De Afdeling advisering van de Raad van State heeft een aantal opmerkingen bij het ontwerpbesluit en adviseert daarmee rekening te houden voordat een besluit wordt genomen.

De vice-president van de Raad van State

Nader rapport (reactie op het advies) van 16 april 2024

Het ontwerp geeft de Afdeling advisering van de Raad van State aanleiding tot het maken van één inhoudelijke opmerking. De Raad van State adviseert om het ontwerpbesluit ter advisering aan de Autoriteit Persoonsgegevens voor te leggen. Dat is gedaan. De Autoriteit Persoonsgegevens heeft geen opmerkingen bij het ontwerpbesluit. Wel is in dat kader de nota van toelichting aangevuld met betrekking tot de verwerking van persoonsgegevens.
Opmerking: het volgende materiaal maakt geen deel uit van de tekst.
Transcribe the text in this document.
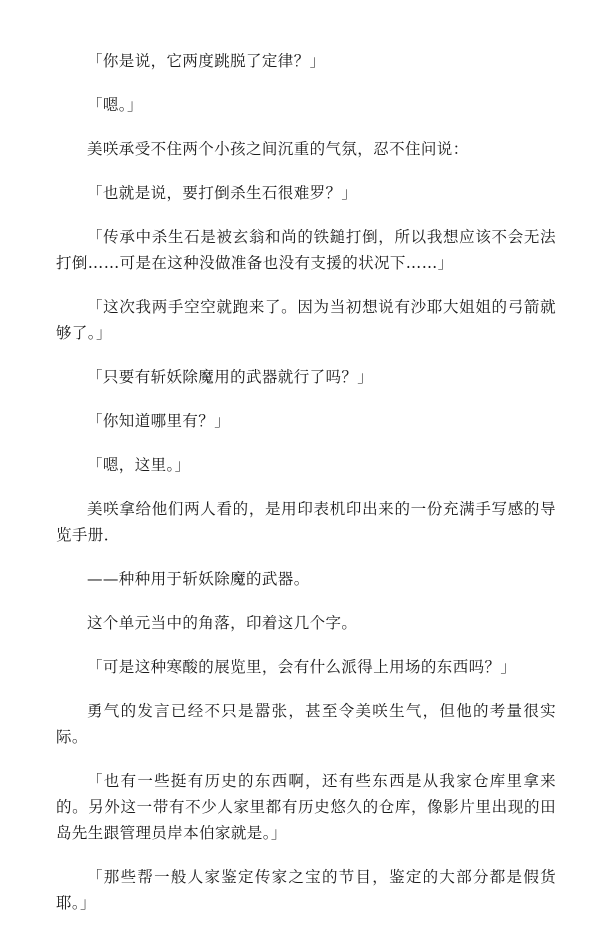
「你是说，它两度跳脱了定律？」

「嗯。」

美咲承受不住两个小孩之间沉重的气氛，忍不住问说：

「也就是说，要打倒杀生石很难罗？」

「传承中杀生石是被玄翁和尚的铁鎚打倒，所以我想应该不会无法打倒……可是在这种没做准备也没有支援的状况下……」

「这次我两手空空就跑来了。因为当初想说有沙耶大姐姐的弓箭就够了。」

「只要有斩妖除魔用的武器就行了吗？」

「你知道哪里有？」

「嗯，这里。」

美咲拿给他们两人看的，是用印表机印出来的一份充满手写感的导览手册．

——种种用于斩妖除魔的武器。

这个单元当中的角落，印着这几个字。

「可是这种寒酸的展览里，会有什么派得上用场的东西吗？」

勇气的发言已经不只是嚣张，甚至令美咲生气，但他的考量很实际。

「也有一些挺有历史的东西啊，还有些东西是从我家仓库里拿来的。另外这一带有不少人家里都有历史悠久的仓库，像影片里出现的田岛先生跟管理员岸本伯家就是。」

「那些帮一般人家鉴定传家之宝的节目，鉴定的大部分都是假货耶。」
Van de gelegenheid is tevens gebruik gemaakt om in het ontwerpbesluit nog enige kleine correcties en in de nota van toelichting nog enkele andere aanvullingen aan te brengen

Ik moge U hierbij het gewijzigde ontwerpbesluit en de gewijzigde nota van toelichting doen toekomen en U verzoeken overeenkomstig dit ontwerp te besluiten.

DE MINISTER VAN INFRASTRUCTUUR EN WATERSTAAT

Voetnoten

(1) Richtlijn (EU) 2017/2397 van het Europees Parlement en de Raad van 12 december 2017 betreffende de erkenning van beroepskwalificaties in de binnenvaart en tot intrekking van de richtlijnen 91/672/EEG en 96/50/EG van de Raad (PbEU 2017, L 345).
(2) Artikel 25 van de richtlijn.
(3) Nota van Toelichting, paragraaf 4.5.
(4) Nota van Toelichting, paragraaf 7.2. Volgens de Nota van Toelichting, paragraaf 4.5, hebben zowel de Stichting Afvalstoffen en Vaarbewijzen Binnenvaart, als het Centraal Bureau Rijvaardigheidsbewijzen eerder een DPIA uitgevoerd met betrekking tot de verwerking van persoonsgegevens.
(5) Zie ook artikel 24, eerste lid, van de richtlijn.
(6) Zie artikel 36, vierde lid, Algemene verordening gegevensbescherming.